Just because you’re getting older doesn’t mean you have to BE old. There are ways of pumping the brakes on aging.

Dellwood resident Dr. S. Rhiannon O’Connor is doing a good job of that, although her approach might be a bit too extreme for most people.

The 62-year-old anesthesiologist not only runs triathlons, but has moved up to Ironman Triathlons — that’s a 2.4-mile swim, 112-mile bicycle race, and 26.2 mile run — and has earned a trip to next year’s world competition in Hawaii.

“I like to be physically active. I like a challenge. I truly believe the exercise is the fountain of youth,” O’Connor said.

O’Connor placed second among about 20 in her age/gender group at a qualifier, the Ironman Wisconsin Triathlon, on Sept. 8.

“I was in the lead until about mile six of the run when I was passed by another racer,” she said. “Amazingly, she did not attend the award ceremony, and so I was able to claim the entry for IM Kona. Sometimes you get a second chance!”

The reverse had happened when O’Connor won her division in her only other Ironman Triathlon, in Wales, England, in 2013. That time, she herself chose not to go to the world meet — hence, the second chance this time. She decided to do the second IM this year because several of her triathlon friends were going to.

The Ironman Triathlon World Championship is held in Kona, Hawaii, every October. “I’ve never been to one. I’ve never been Hawaii, either!” O’Connor said. This event is the pinnacle of sport, an invitation-only race for the top triathletes around the world.

Her time in Madison was 14 hours and four minutes, including 1:23 for the swim (third place), 6:54 for the bike (first), and 5:27 for the run (second), plus 11 minutes transitioning. She finished 1,107th among 2,461 runners overall, male and female.

O’Connor, who grew up just outside London, England, ran her first Ironman at age 56 in Tenby, Wales, where her family often vacationed. She placed first among five in her division there with a time of 14:38.

Asked what some so active at her age uses for fuel, she said:

“I try to follow a healthy diet — six to eight servings of fruit and vegetables a day, lots of lean protein and healthy fats. I try to avoid alcohol, but I do like a nice glass of win with dinner.”

On race day, breakfast is a cheese, ham and egg sandwich with orange juice and coffee. During the bike race, she gulps a protein sports drink, energy gels and water. On the run, there are aid stations every mile with a “smorgasbord” of Gatorade, water, Red Bull, chicken broth, orange slices, bananas, and energy gels.

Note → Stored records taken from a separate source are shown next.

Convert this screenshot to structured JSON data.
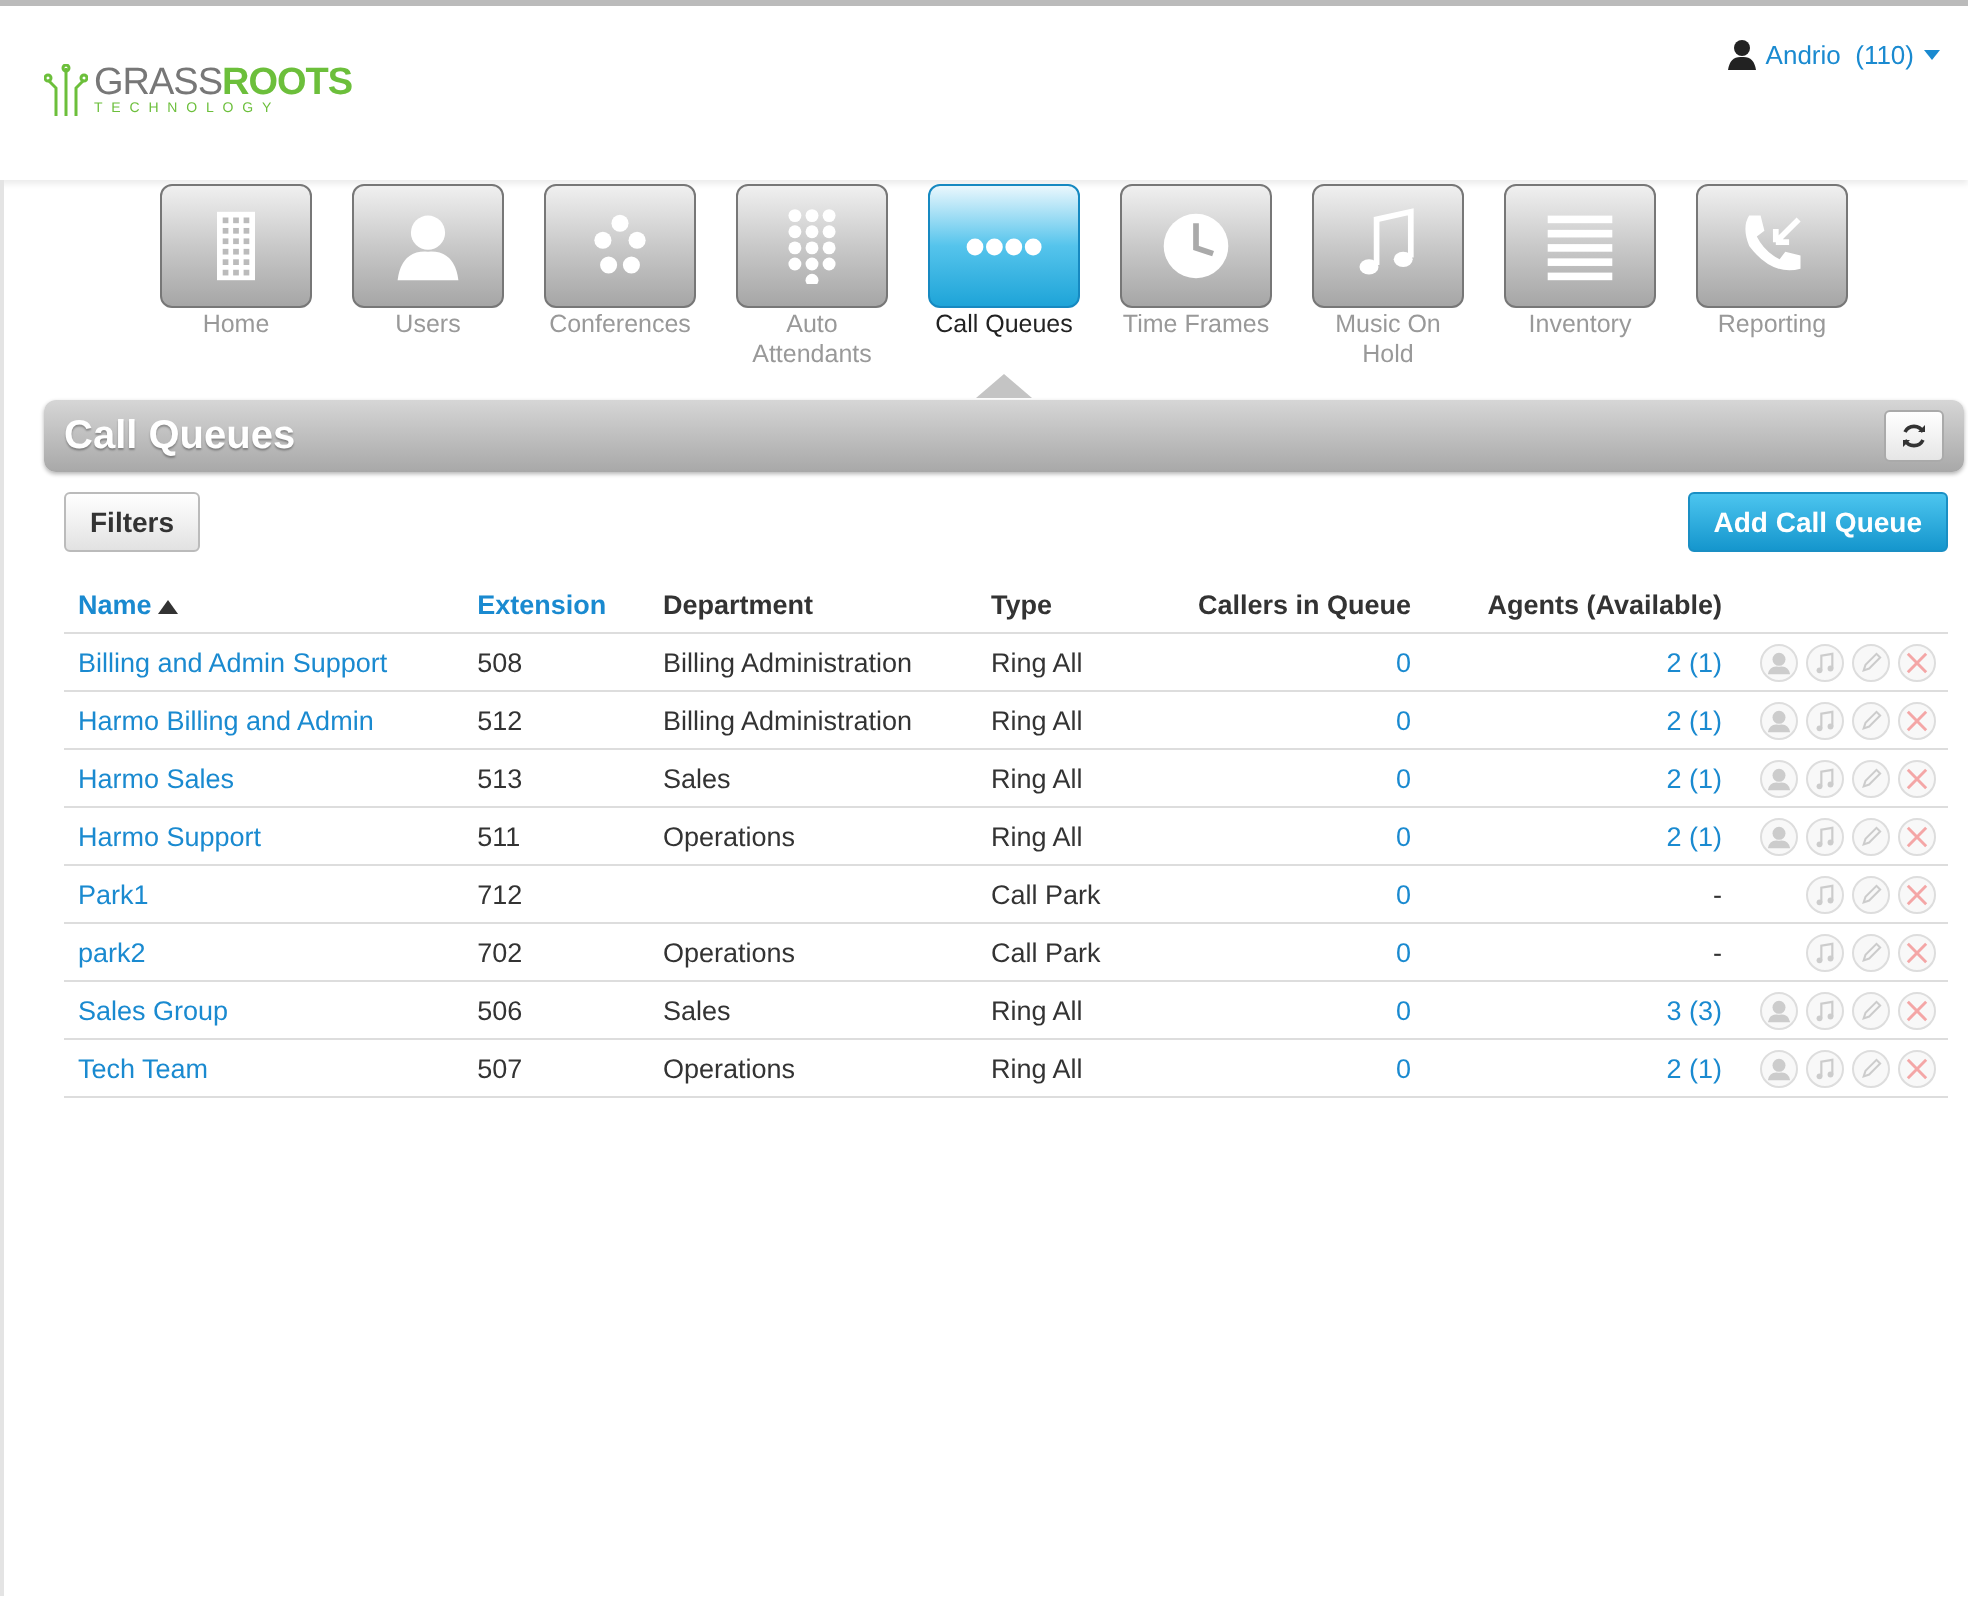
{
  "logo": {
    "word1": "GRASS",
    "word2": "ROOTS",
    "tagline": "TECHNOLOGY"
  },
  "user_menu": {
    "name": "Andrio",
    "extension": "(110)"
  },
  "nav": [
    {
      "label": "Home",
      "kind": "building",
      "selected": false
    },
    {
      "label": "Users",
      "kind": "user",
      "selected": false
    },
    {
      "label": "Conferences",
      "kind": "dots",
      "selected": false
    },
    {
      "label": "Auto Attendants",
      "kind": "keypad",
      "selected": false
    },
    {
      "label": "Call Queues",
      "kind": "queue",
      "selected": true
    },
    {
      "label": "Time Frames",
      "kind": "clock",
      "selected": false
    },
    {
      "label": "Music On Hold",
      "kind": "music",
      "selected": false
    },
    {
      "label": "Inventory",
      "kind": "list",
      "selected": false
    },
    {
      "label": "Reporting",
      "kind": "phone",
      "selected": false
    }
  ],
  "panel": {
    "title": "Call Queues"
  },
  "toolbar": {
    "filters": "Filters",
    "add": "Add Call Queue"
  },
  "table": {
    "columns": [
      {
        "label": "Name",
        "sortable": true,
        "sorted": true,
        "kind": "text"
      },
      {
        "label": "Extension",
        "sortable": true,
        "sorted": false,
        "kind": "text"
      },
      {
        "label": "Department",
        "sortable": false,
        "sorted": false,
        "kind": "text"
      },
      {
        "label": "Type",
        "sortable": false,
        "sorted": false,
        "kind": "text"
      },
      {
        "label": "Callers in Queue",
        "sortable": false,
        "sorted": false,
        "kind": "count"
      },
      {
        "label": "Agents (Available)",
        "sortable": false,
        "sorted": false,
        "kind": "count"
      }
    ],
    "rows": [
      {
        "name": "Billing and Admin Support",
        "extension": "508",
        "department": "Billing Administration",
        "type": "Ring All",
        "callers": "0",
        "agents": "2 (1)",
        "has_agents": true
      },
      {
        "name": "Harmo Billing and Admin",
        "extension": "512",
        "department": "Billing Administration",
        "type": "Ring All",
        "callers": "0",
        "agents": "2 (1)",
        "has_agents": true
      },
      {
        "name": "Harmo Sales",
        "extension": "513",
        "department": "Sales",
        "type": "Ring All",
        "callers": "0",
        "agents": "2 (1)",
        "has_agents": true
      },
      {
        "name": "Harmo Support",
        "extension": "511",
        "department": "Operations",
        "type": "Ring All",
        "callers": "0",
        "agents": "2 (1)",
        "has_agents": true
      },
      {
        "name": "Park1",
        "extension": "712",
        "type": "Call Park",
        "callers": "0",
        "agents": "-",
        "has_agents": false
      },
      {
        "name": "park2",
        "extension": "702",
        "department": "Operations",
        "type": "Call Park",
        "callers": "0",
        "agents": "-",
        "has_agents": false
      },
      {
        "name": "Sales Group",
        "extension": "506",
        "department": "Sales",
        "type": "Ring All",
        "callers": "0",
        "agents": "3 (3)",
        "has_agents": true
      },
      {
        "name": "Tech Team",
        "extension": "507",
        "department": "Operations",
        "type": "Ring All",
        "callers": "0",
        "agents": "2 (1)",
        "has_agents": true
      }
    ]
  }
}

Her father worked for the Minnesota company 3M in London. The family moved to Minnesota just as she was starting at St. Mary’s Hospital Medical School in London. Once she finished her internship, she rejoined her family. She lived in White Bear Lake for 30 years.

A lifelong athlete, she was in swimming, distance running, field hockey and lacrosse in her youth, and after moving to Minnesota, took up Nordic and downhill skiing and did a little figure skating too.

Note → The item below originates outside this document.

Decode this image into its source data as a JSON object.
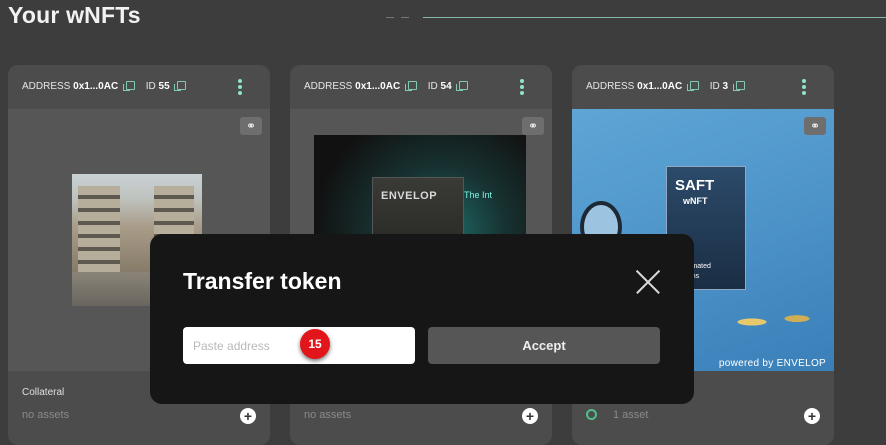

O’Connor is an anesthesiologist at United Hospital and the Nasseff Heart Hospital. She notes the her colleagues have been “very supportive” of her IM training, covering for her when she needs it.

Her husband Scott is her “biggest fan and supporter,” she said, cheering her on, toting her gear, driving the pontoon alongside her during long swims in White Bear Lake. Their two daughters have done shorter triathlons, she adds.

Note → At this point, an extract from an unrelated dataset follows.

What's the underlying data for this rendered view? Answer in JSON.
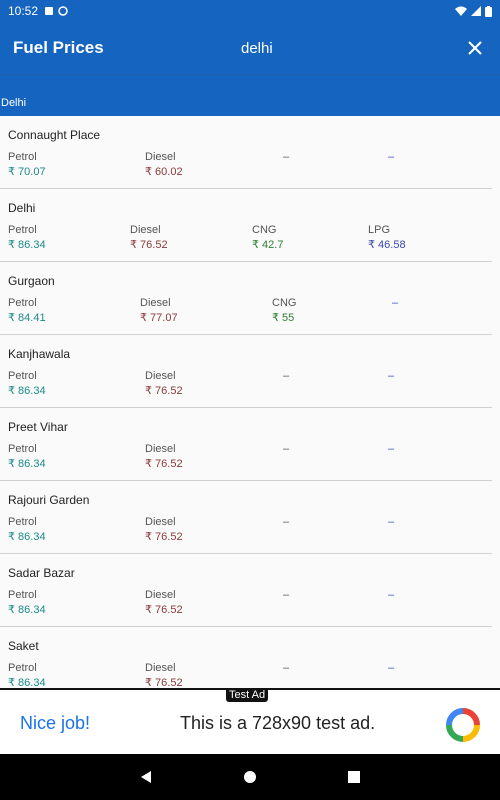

Before races, her training goes in four-week blocks, each week building on the previous one. At the peak of training, a typical Saturday is a 60-minute swim in White Bear Lake, a 90- to 100- mile bike ride, and a three-hour run. She added strength training recently which has improved her swim times.

The triathlete season, she said, is usually based around “A” races (“most important, want to do your best, whole season is geared towards this race”), “B” races (“not as important but still want to do well”) and “C” races (“usually early season, sometimes just for fun”). 

Last year, her “A” races were the IM Wisconsin and a half Ironman distance in Benton Harbor, Michigan. Next year, her “A” races will be the USA Age Group championships in Milwaukee in August and of course the world meet in Hawaii.